Goethe-Universität Frankfurt - 23. Dezember 2009

Die Holbein-Madonna im Wandel

Neues zur Entstehung des berühmten Renaissance-Gemäldes


FRANKFURT. Hans Holbeins Madonna - mit vollem Titel 'Madonna des Basler Bürgermeister Jakob Meyer zum Hasen' - ist neben Albrecht Dürers 'Vier Aposteln' das bedeutendste Gemälde der deutschen Renaissance-Malerei. Holbein schuf das Meisterwerk für den Basler Bürgermeister, der mit seiner Familie zu Füßen der Schutzmantelmadonna dargestellt ist. Seit 2004 ist das Gemälde als Leihgabe im Städel Museum zu sehen. Verkaufsabsichten der Erbengemeinschaft haben das Werk in jüngster Zeit in den Fokus der Öffentlichkeit gerückt. In der soeben erschienenen Ausgabe des Wissenschaftsmagazins 'Forschung Frankfurt' stellt Prof. Dr. Jochen Sander nun neue Forschungsergebnisse zur Holbein-Madonna vor. Prof. Dr. Jochen Sander hat seit 2008 die Städel-Kooperationsprofessur an der Goethe-Universität inne hat und ist Sammlungsleiter für Deutsche und Niederländische Malerei vor 1800 und auch stellvertretender Direktor des Städel.

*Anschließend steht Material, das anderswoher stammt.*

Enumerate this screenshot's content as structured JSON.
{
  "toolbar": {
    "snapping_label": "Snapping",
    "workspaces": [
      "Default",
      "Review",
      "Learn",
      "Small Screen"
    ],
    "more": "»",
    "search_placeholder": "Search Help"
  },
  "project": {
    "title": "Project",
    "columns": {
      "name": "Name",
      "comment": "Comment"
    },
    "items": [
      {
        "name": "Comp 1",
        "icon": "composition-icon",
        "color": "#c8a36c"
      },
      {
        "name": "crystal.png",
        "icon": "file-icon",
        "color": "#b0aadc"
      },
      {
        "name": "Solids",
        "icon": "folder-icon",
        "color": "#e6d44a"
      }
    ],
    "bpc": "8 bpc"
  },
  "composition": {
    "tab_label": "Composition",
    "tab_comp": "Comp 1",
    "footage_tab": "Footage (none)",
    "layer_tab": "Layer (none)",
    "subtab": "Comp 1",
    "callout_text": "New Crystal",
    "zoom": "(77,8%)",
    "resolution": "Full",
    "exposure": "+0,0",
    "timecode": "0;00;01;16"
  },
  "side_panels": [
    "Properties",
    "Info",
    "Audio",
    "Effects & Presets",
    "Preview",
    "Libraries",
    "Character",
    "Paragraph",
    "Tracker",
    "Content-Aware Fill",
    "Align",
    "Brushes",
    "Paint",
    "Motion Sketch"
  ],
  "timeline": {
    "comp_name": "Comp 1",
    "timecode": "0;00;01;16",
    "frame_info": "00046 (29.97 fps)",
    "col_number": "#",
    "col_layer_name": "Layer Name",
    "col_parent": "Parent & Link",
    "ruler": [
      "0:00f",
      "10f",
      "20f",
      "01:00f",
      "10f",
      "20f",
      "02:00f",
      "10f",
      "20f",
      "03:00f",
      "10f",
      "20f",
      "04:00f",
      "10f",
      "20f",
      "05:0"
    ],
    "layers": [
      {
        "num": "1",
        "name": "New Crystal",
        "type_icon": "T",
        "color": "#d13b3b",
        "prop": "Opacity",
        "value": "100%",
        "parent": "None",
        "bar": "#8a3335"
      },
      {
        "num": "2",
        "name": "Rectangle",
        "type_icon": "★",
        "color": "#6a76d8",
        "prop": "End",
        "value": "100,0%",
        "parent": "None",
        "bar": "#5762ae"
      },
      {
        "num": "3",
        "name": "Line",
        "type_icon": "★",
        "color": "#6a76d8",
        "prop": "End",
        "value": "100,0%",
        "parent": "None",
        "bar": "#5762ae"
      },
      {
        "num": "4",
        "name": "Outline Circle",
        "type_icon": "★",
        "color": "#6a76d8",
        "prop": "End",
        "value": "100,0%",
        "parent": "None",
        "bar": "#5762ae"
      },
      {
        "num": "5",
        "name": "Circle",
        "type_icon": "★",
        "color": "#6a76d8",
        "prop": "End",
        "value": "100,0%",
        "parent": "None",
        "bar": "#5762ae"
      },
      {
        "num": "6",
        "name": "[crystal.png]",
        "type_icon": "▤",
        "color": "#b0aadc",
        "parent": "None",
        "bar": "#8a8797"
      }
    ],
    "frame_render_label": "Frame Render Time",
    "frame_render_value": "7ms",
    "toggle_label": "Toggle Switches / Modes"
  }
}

"Vieles über die Entstehung ist schon bekannt, doch einiges, was noch im Verborgenen lag, konnten wir jetzt mithilfe der Infrarot-Reflektografie aufdecken", so Sander, der in der aktuellen Ausgabe von 'Forschung Frankfurt' über die neuen Befunde in Wort und Bild berichtet. Auf Wunsch seines Auftragsgebers, des Bürgermeisters Jakob Meyer, hat Holbein der Jüngere das Gemälde mehrfach verändert - "das war damals durchaus üblich, wenn sich in der Familie der statusbewussten Auftraggeber etwas veränderte." Schon seit Langem war den Kunsthistorikern bekannt, dass Holbein 1528/29 das Gemälde noch einmal in seiner Werkstatt hatte, um die Tochter des Bürgermeisters - inzwischen verlobt - mit 'Jungfernschapel', einem kostbaren, mit Nelken besteckten textilen Kopfputz darzustellen. Auch Annas Mutter Dorothea nutzte die Gunst der Stunde und ließ sich mit einer modischeren Haube malen. Hatten sich wichtige Etappen der Bildentstehung schon mit bloßem Auge schemenhaft ablesen lassen, weil die Deckkraft der Farben altersbedingt nachgelassen hat, so werden mit den Aufnahme des OSIRIS-Infrarot-Bildaufnahmegeräts nun in allen Einzelheiten erkennbar.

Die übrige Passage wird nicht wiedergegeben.